Me sentí muy aliviado de poder escapar aquella noche y, como ya se habrán dado cuenta, no tardé mucho en informar a mi esposa de la opinión que me merecía Fiona.
La boda se celebró tres meses después en el registro civil de Chelsea, en King’s Road. A la ceremonia asistieron varios amigos de Bob de St. Thomas y Guy’s, a algunos de los cuales yo no veía desde los tiempos en que jugábamos al rugby. No me pareció prudente indicar a Carol que Fiona no parecía tener amistades, al menos ninguna que deseara acudir a sus últimos esponsales.
Guardé silencio al lado de Bob cuando el responsable del registro entonó:
– Si alguno de los presentes tiene alguna razón para que esta boda no se celebre, que hable ahora o calle para siempre.
Me entraron ganas de dar mi opinión, pero Carol estaba demasiado cerca para correr ese riesgo. Debo confesar que Fiona estaba radiante en esa ocasión, no muy diferente de una pitón dispuesta a devorar un cordero… entero.
El banquete de bodas se celebró en el Lucio s de Fulham Road. El discurso del padrino habría sido más coherente si no hubiera tomado tanto champán, o de haberme creído siquiera una de las palabras que pronuncié.
Cuando me senté y recibí unos indulgentes aplausos, Carol no se inclinó hacia mí para felicitarme. La esquivé hasta que nos reunimos con los novios en la acera, delante del restaurante. Bob y Fiona se despidieron antes de subir a una limusina blanca que les conduciría a Heathrow. Allí tomarían un avión con destino a Acapulco, donde pasarían tres semanas de luna de miel. Ni el medio de transporte hasta Heathrow, que habría podido acomodar sin problemas a todos los invitados, ni el destino del viaje de novios habían sido elección de Bob. Una información que no transmití a Carol, pues sin duda me habría acusado de albergar prejuicios… y habría estado en lo cierto.
No puedo decir que viera mucho a Fiona durante su primer año de matrimonio, si bien Bob llamaba de vez en cuando, pero desde su consulta de Harley Street. Incluso llegamos a comer juntos en alguna ocasión, pero al parecer no lograba encontrar 1111 hueco para un partido vespertino de squash.
Durante dichas comidas Bob nunca dejaba de cantar las alabanzas de su notable esposa, como si conociera mi opinión sobre ella, aunque jamás expresé mis verdaderos sentimientos. Supongo que por ese motivo nunca nos invitaron a cenar a su casa y, cuando les invitábamos a la nuestra, Bob siempre ponía una excusa poco convincente, como que tenía que visitar a un paciente o que iba a estar fuera de la ciudad en esa noche concreta.
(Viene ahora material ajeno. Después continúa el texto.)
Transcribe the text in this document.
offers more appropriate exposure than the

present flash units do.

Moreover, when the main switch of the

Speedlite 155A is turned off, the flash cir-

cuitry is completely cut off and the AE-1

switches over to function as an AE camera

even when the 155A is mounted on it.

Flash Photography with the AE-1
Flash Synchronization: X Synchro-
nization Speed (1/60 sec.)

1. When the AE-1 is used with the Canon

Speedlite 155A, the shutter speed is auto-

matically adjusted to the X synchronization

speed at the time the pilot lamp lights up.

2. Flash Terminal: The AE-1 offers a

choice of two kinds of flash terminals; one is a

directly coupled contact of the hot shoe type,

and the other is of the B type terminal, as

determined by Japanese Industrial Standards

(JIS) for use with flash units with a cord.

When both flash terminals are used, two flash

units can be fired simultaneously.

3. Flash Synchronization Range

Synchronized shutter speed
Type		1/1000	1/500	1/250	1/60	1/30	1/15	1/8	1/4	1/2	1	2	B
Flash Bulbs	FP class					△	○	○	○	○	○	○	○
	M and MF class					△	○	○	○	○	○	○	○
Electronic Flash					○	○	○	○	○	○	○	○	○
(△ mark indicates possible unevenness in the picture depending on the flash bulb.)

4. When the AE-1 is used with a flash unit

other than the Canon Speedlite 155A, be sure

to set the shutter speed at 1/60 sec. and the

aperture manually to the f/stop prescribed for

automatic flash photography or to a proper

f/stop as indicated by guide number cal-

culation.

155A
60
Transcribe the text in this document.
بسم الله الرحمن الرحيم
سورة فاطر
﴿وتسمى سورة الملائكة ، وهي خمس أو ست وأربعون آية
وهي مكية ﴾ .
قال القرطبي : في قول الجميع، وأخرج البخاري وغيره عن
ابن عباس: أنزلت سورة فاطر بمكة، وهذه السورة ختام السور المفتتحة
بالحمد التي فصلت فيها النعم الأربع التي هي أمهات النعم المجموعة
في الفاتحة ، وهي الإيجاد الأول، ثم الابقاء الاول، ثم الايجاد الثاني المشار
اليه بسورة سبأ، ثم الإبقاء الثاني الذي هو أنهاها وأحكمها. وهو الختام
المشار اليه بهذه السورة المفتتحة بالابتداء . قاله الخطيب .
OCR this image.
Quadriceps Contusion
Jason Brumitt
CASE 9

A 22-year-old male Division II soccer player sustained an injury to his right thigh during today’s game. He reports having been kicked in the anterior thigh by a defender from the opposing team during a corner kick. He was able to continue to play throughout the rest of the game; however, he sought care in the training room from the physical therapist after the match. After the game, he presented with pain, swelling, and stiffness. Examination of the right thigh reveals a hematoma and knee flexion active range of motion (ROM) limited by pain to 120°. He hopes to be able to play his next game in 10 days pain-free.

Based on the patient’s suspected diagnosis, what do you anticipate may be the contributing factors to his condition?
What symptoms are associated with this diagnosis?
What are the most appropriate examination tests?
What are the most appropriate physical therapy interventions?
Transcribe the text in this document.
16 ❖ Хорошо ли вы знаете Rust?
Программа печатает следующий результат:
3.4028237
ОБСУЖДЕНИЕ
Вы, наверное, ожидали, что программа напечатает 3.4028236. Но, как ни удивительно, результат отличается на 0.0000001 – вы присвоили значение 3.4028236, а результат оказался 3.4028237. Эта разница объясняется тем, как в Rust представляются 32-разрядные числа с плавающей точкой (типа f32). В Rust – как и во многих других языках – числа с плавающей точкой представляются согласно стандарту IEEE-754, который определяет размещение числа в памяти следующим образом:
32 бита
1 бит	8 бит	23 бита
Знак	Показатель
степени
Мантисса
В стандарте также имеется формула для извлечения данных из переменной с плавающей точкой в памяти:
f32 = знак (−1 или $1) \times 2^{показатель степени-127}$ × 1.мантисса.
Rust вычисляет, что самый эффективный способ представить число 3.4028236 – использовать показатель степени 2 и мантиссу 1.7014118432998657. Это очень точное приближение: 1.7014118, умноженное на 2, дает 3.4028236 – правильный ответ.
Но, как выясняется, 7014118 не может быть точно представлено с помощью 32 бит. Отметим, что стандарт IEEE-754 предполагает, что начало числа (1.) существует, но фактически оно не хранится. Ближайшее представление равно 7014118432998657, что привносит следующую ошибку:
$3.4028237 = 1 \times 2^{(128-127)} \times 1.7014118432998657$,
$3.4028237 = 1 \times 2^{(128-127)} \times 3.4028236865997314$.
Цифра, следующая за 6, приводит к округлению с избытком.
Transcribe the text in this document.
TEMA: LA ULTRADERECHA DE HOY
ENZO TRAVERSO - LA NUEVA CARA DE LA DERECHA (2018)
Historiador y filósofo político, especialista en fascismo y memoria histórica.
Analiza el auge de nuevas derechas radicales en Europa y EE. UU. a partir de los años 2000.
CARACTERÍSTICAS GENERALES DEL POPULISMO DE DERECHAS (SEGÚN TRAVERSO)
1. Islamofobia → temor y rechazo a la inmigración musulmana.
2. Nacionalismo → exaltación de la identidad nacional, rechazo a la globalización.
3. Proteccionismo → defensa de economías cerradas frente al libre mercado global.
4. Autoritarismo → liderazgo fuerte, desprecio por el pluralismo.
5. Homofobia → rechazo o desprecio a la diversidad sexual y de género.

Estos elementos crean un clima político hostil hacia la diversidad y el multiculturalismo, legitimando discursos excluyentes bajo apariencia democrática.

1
El cambio empezó de una forma sutil, casi imperceptible. Nuestras comidas adquirieron mayor regularidad, incluso jugábamos de vez en cuando un partido de squash, pero tal vez lo más relevante fue que cada vez hacía menos referencias a la inminente santificación de Fiona.
Fue poco después del fallecimiento de una tía de Bob, la señorita Muriel Pembleton, cuando el cambio se hizo mucho más evidente. Para ser sincero, yo ni siquiera sabía que Bob tenía una tía, y mucho menos que fuera el único heredero de Pembleton Electronics.
The Times revelaba que la señorita Pembleton había dejado poco más de siete millones de libras en acciones y propiedades, así como una colección de arte considerable. Con la excepción de alguna donación de escasa importancia a organizaciones caritativas, su sobrino se convirtió en el único beneficiario. Que Dios le bendiga, porque entrar en posesión de una fortuna tan sustanciosa no cambió en absoluto a Bob, pero no pudo decirse lo mismo de Fiona.